Research concludes low serotonin does not cause depression. What does that mean for SSRIs?
A psychiatrist and researcher in the United Kingdom led a team that analyzed 17 different reviews, meta-analyses, large single studies, and genetic studies into the low serotonin theory of depression. The research included hundreds of participants — both those diagnosed with depression and those who had not been.
The review, published in the journal Molecular Psychiatry, is called "The serotonin theory of depression: a systematic umbrella review of the evidence," and concludes that nowhere in the years of research reviewed has anyone found any evidence that low serotonin levels in the brain cause depression.

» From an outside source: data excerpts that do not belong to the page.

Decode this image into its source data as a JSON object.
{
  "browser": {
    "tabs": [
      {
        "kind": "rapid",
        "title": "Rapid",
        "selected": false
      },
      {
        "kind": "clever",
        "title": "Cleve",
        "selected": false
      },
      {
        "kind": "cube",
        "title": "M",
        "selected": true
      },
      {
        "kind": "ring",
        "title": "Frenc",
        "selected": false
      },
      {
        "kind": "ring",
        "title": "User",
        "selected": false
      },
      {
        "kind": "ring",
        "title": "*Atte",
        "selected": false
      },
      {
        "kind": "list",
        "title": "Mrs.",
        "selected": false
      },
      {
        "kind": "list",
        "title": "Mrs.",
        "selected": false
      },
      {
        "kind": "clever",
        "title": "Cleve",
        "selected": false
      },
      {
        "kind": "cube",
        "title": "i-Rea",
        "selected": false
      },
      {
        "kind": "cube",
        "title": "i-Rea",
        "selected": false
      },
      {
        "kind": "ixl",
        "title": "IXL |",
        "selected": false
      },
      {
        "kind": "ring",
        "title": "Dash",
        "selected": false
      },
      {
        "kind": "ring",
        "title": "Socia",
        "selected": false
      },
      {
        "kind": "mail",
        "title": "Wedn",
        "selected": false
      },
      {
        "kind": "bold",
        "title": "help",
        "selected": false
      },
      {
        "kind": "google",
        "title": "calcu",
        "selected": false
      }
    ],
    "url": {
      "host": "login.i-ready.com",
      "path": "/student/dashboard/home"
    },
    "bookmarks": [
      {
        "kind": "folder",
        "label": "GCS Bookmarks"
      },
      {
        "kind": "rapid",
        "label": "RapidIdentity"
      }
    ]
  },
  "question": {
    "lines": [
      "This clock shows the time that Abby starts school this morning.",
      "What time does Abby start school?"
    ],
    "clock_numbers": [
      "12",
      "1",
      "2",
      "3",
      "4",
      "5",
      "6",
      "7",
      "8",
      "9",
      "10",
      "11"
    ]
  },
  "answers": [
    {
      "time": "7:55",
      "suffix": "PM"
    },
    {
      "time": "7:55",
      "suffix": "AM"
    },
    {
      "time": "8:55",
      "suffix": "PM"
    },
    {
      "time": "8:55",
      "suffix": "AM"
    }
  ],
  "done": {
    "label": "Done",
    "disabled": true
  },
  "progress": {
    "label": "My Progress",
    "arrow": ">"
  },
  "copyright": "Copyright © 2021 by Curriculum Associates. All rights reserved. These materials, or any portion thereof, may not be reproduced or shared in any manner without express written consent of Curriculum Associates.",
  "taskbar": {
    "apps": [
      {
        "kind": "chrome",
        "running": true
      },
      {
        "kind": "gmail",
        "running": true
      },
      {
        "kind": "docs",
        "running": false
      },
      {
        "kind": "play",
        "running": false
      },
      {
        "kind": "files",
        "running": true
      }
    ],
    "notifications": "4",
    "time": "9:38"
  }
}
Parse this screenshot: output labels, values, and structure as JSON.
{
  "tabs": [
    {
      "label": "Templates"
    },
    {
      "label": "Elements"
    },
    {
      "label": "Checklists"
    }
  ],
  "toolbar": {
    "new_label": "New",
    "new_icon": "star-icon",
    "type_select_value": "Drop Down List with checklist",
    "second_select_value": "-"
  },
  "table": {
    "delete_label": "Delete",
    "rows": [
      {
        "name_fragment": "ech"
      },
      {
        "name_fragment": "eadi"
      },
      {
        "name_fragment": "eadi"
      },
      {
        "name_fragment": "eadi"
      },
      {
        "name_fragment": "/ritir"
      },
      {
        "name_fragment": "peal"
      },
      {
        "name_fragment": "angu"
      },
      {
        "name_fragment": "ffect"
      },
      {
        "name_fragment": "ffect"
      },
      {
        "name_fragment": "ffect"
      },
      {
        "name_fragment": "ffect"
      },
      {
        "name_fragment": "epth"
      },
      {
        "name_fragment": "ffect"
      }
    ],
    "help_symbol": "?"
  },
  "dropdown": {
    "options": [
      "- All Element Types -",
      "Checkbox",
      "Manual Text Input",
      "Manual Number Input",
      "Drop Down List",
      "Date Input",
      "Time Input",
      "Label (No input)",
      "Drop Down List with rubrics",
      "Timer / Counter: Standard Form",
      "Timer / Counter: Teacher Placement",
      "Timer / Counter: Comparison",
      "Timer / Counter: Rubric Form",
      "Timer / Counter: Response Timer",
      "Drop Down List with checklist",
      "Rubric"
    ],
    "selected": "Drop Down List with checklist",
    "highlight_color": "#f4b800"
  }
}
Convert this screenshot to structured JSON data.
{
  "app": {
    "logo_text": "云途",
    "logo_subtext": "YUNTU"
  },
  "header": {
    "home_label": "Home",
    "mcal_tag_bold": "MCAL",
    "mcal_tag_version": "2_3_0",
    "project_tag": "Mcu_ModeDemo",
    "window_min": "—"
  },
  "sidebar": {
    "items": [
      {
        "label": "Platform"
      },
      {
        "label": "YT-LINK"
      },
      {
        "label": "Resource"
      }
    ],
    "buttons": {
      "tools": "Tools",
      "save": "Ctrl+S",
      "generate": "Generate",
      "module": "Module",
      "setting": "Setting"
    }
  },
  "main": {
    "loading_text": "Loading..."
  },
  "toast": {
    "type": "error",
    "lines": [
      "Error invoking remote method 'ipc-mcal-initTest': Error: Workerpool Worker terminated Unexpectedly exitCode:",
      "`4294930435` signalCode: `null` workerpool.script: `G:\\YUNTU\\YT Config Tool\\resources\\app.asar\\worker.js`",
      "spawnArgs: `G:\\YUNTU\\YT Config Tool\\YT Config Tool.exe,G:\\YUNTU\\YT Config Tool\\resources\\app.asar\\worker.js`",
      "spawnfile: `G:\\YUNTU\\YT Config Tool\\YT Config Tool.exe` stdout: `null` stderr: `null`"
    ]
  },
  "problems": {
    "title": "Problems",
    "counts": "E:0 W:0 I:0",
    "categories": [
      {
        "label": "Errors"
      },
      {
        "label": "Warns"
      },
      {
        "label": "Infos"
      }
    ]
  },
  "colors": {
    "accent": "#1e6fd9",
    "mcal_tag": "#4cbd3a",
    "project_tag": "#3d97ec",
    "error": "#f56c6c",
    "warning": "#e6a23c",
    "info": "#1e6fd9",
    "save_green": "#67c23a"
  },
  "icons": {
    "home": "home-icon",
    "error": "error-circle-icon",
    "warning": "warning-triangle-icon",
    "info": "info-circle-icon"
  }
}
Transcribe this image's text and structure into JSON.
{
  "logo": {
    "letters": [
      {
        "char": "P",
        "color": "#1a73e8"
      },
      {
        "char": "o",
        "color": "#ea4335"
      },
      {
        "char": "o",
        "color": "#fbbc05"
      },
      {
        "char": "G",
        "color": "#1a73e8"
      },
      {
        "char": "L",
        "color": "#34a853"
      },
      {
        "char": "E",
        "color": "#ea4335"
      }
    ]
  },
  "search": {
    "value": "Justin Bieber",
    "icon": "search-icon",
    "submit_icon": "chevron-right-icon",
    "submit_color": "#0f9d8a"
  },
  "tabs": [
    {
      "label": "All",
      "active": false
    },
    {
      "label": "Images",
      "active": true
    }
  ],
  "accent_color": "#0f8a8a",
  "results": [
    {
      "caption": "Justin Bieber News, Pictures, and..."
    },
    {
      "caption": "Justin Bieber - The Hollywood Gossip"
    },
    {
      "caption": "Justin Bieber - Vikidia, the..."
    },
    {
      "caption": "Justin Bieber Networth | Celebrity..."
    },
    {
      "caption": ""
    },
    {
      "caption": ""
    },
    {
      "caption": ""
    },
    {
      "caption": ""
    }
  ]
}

Dr. Joanna Moncrieff was the lead author of the review. She explained that her team also exmined the literature to determine whether any researcher had been able to induce depression in a subject by artificially lowering their serotonin levels. They had not.
What does that mean?
"First of all, it means that we have no evidence that people who are depressed have a chemical abnormality in their brain," Moncrieff explained. "It means that there is no evidence to support the serotonin theory, and that although there are many other theories or speculations about brain abnormalities that may be linked with depression, they have not been demonstrated either."
She added: "So we really cannot say that people who are depressed have any abnormality of their brain."
Millions of Americans have treated their depression by increasing the level of serotonin in their brains with selective serotonin reuptake inhibitors since Prozac came on the market in 1988. Current popular SSRIs include Zoloft, Lexapro, Celexa, and Paxil. If low serotonin in the brain isn't the cause of depression, what does that say about the use of medications that increase the amount of serotonin in the brain to treat depression?
"We know that antidepressants, for example, produce emotional numbing effects. They numb both negative and positive emotions. And that effect may temporarily override or reduce people's underlying feelings of sadness," Moncrieff said.
Moncrieff also pointed out that the evidence SSRI anitdepressants work comes from randomized controlled trials that compare antidepressant depressants and placebo. The difference they found in these trials is between antidepressants and placebo is small, she said.
Dr. Jonathan Alpert, the chairman of the Council on Research at the American Psychiatric Association, sent TPR a statement responding to the conclusions of Moncrieff's review.
“It is important to separate the issue of mechanisms — which the review in Molecular Psychiatry focused on — from the issue of effectiveness," Alpert wrote.
"With respect to mechanisms, the hypothesis that antidepressants work by boosting serotonin and/or the other two monoamine neurotransmitters (dopamine or norepinephrine) was generated in the 1960s based on the best evidence at the time. It was an elegant hypothesis but overly simplistic," Alpert continued. "Numerous studies over the ensuring decades have failed to show consistently low serotonin levels in people with depression."
Alpert added that with regard to the effectiveness of SSRI medications, studies have consisently shown that they work better than plecebos.
"In some cases they are have only modest benefit but in some cases are truly life saving," he wrote. "They remain a very important, evidenced based treatment for clinical depression."
Scientists don’t know how SSRIs work — when they do work — to treat depression. Alpert concluded, "That we’ve learned steadily that antidepressants don’t work simply by boosting serotonin ... doesn’t in any way alter the fact that these medications worked and continue to work for millions of individuals whose quality of life and safety are profoundly affected by depression."
Moncrieff disgreed. "I would say two things to that. First of all, whether antidepressants work, I would say is debatable because the evidence from randomized controlled trials is so weak. But secondly, I would say that how antidepressants work or how they have their effects is crucially important," she said.
Moncrieff hoped her research will change the way people who take SSRIs think about their medication.
"I would encourage people to think carefully about what they think the drugs are really achieving … to realize that these drugs are drugs. They are drugs that change the normal state of the body and brain. And I would encourage people to think carefully. Are those changes really helpful for me or not?"
But Moncrieff stressed that no one should stop taking SSRI medications suddenly and without talking to their prescribing doctor. The safest way to stop taking an SSRI is to do it slowly, tapering down the dose over time under the care of a physician.